Elearning today is suffering from standards of the past, from instructional design principles to the tools we use to create the courses.
For years, Articulate has been a juggernaut in the rapid elearning development space. They have nearly perfected their offering making easy (and intuitive) for instructional designers to jump into course creation without having to learn complex systems or technology.
However, as great as Articulate is, sometimes courses created in the program have a negative perception of rehashed PowerPoint presentations.
On many of my consulting arrangements, I was asked to develop elearning using one of two programs: Articulate or Captivate. Both have their strengths and weaknesses, but the clients generally preferred Articulate for one reason: it plays nice with Microsoft PowerPoint.
While this is one of Articulate’s greatest strengths, it is also what is holding back creative elearning development.

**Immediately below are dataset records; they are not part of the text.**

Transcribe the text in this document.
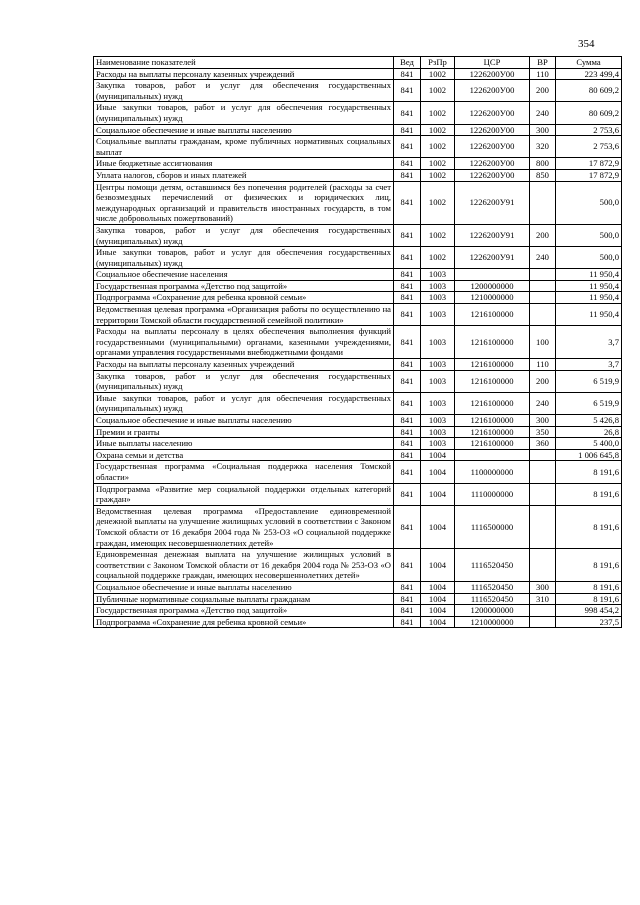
354
Наименование показателей	Вед	РзПр	ЦСР	ВР	Сумма
Расходы на выплаты персоналу казенных учреждений	841	1002	1226200У00	110	223 499,4
Закупка товаров, работ и услуг для обеспечения государственных (муниципальных) нужд	841	1002	1226200У00	200	80 609,2
Иные закупки товаров, работ и услуг для обеспечения государственных (муниципальных) нужд	841	1002	1226200У00	240	80 609,2
Социальное обеспечение и иные выплаты населению	841	1002	1226200У00	300	2 753,6
Социальные выплаты гражданам, кроме публичных нормативных социальных выплат	841	1002	1226200У00	320	2 753,6
Иные бюджетные ассигнования	841	1002	1226200У00	800	17 872,9
Уплата налогов, сборов и иных платежей	841	1002	1226200У00	850	17 872,9
Центры помощи детям, оставшимся без попечения родителей (расходы за счет безвозмездных перечислений от физических и юридических лиц, международных организаций и правительств иностранных государств, в том числе добровольных пожертвований)	841	1002	1226200У91		500,0
Закупка товаров, работ и услуг для обеспечения государственных (муниципальных) нужд	841	1002	1226200У91	200	500,0
Иные закупки товаров, работ и услуг для обеспечения государственных (муниципальных) нужд	841	1002	1226200У91	240	500,0
Социальное обеспечение населения	841	1003			11 950,4
Государственная программа «Детство под защитой»	841	1003	1200000000		11 950,4
Подпрограмма «Сохранение для ребенка кровной семьи»	841	1003	1210000000		11 950,4
Ведомственная целевая программа «Организация работы по осуществлению на территории Томской области государственной семейной политики»	841	1003	1216100000		11 950,4
Расходы на выплаты персоналу в целях обеспечения выполнения функций государственными (муниципальными) органами, казенными учреждениями, органами управления государственными внебюджетными фондами	841	1003	1216100000	100	3,7
Расходы на выплаты персоналу казенных учреждений	841	1003	1216100000	110	3,7
Закупка товаров, работ и услуг для обеспечения государственных (муниципальных) нужд	841	1003	1216100000	200	6 519,9
Иные закупки товаров, работ и услуг для обеспечения государственных (муниципальных) нужд	841	1003	1216100000	240	6 519,9
Социальное обеспечение и иные выплаты населению	841	1003	1216100000	300	5 426,8
Премии и гранты	841	1003	1216100000	350	26,8
Иные выплаты населению	841	1003	1216100000	360	5 400,0
Охрана семьи и детства	841	1004			1 006 645,8
Государственная программа «Социальная поддержка населения Томской области»	841	1004	1100000000		8 191,6
Подпрограмма «Развитие мер социальной поддержки отдельных категорий граждан»	841	1004	1110000000		8 191,6
Ведомственная целевая программа «Предоставление единовременной денежной выплаты на улучшение жилищных условий в соответствии с Законом Томской области от 16 декабря 2004 года № 253-ОЗ «О социальной поддержке граждан, имеющих несовершеннолетних детей»	841	1004	1116500000		8 191,6
Единовременная денежная выплата на улучшение жилищных условий в соответствии с Законом Томской области от 16 декабря 2004 года № 253-ОЗ «О социальной поддержке граждан, имеющих несовершеннолетних детей»	841	1004	1116520450		8 191,6
Социальное обеспечение и иные выплаты населению	841	1004	1116520450	300	8 191,6
Публичные нормативные социальные выплаты гражданам	841	1004	1116520450	310	8 191,6
Государственная программа «Детство под защитой»	841	1004	1200000000		998 454,2
Подпрограмма «Сохранение для ребенка кровной семьи»	841	1004	1210000000		237,5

PowerPoint’s linear progression, slide title design, and bullet points have been way overdone. Simply transposing a PowerPoint format into an online course player isn’t really maximizing the potential of elearning.
To be fair, Articulate Storyline doesn’t necessarily rely upon PowerPoint. There are plenty of options in this tool to help designers create non-PowerPoint looking programs. Still, much of the program does resemble their previous flagship product Articulate Studio.
Ultimately, this tempts instructional designers to revert back to their PowerPoint ways. Not because they are incapable of producing the courses in another fashion, they just don’t have any real reason to. This concept is often perpetuated when companies request that you leverage their previous assets for course development – much of these assets in the form of PowerPoint.
The industry is in desperate need of a new standard. PowerPoint was a fantastic stepping stone – a great way to add familiarity to a relatively new learning medium. However, we are now in a new era, an era where elearning is vastly accepted and utilized by the largest educational and for profit organizations around the globe.
The onus is on us as instructional designers, but also on the companies that create the tools we use to take elearning to version “2.0”, one that builds upon the PowerPoint foundation and pushes us beyond the slide design & progression format.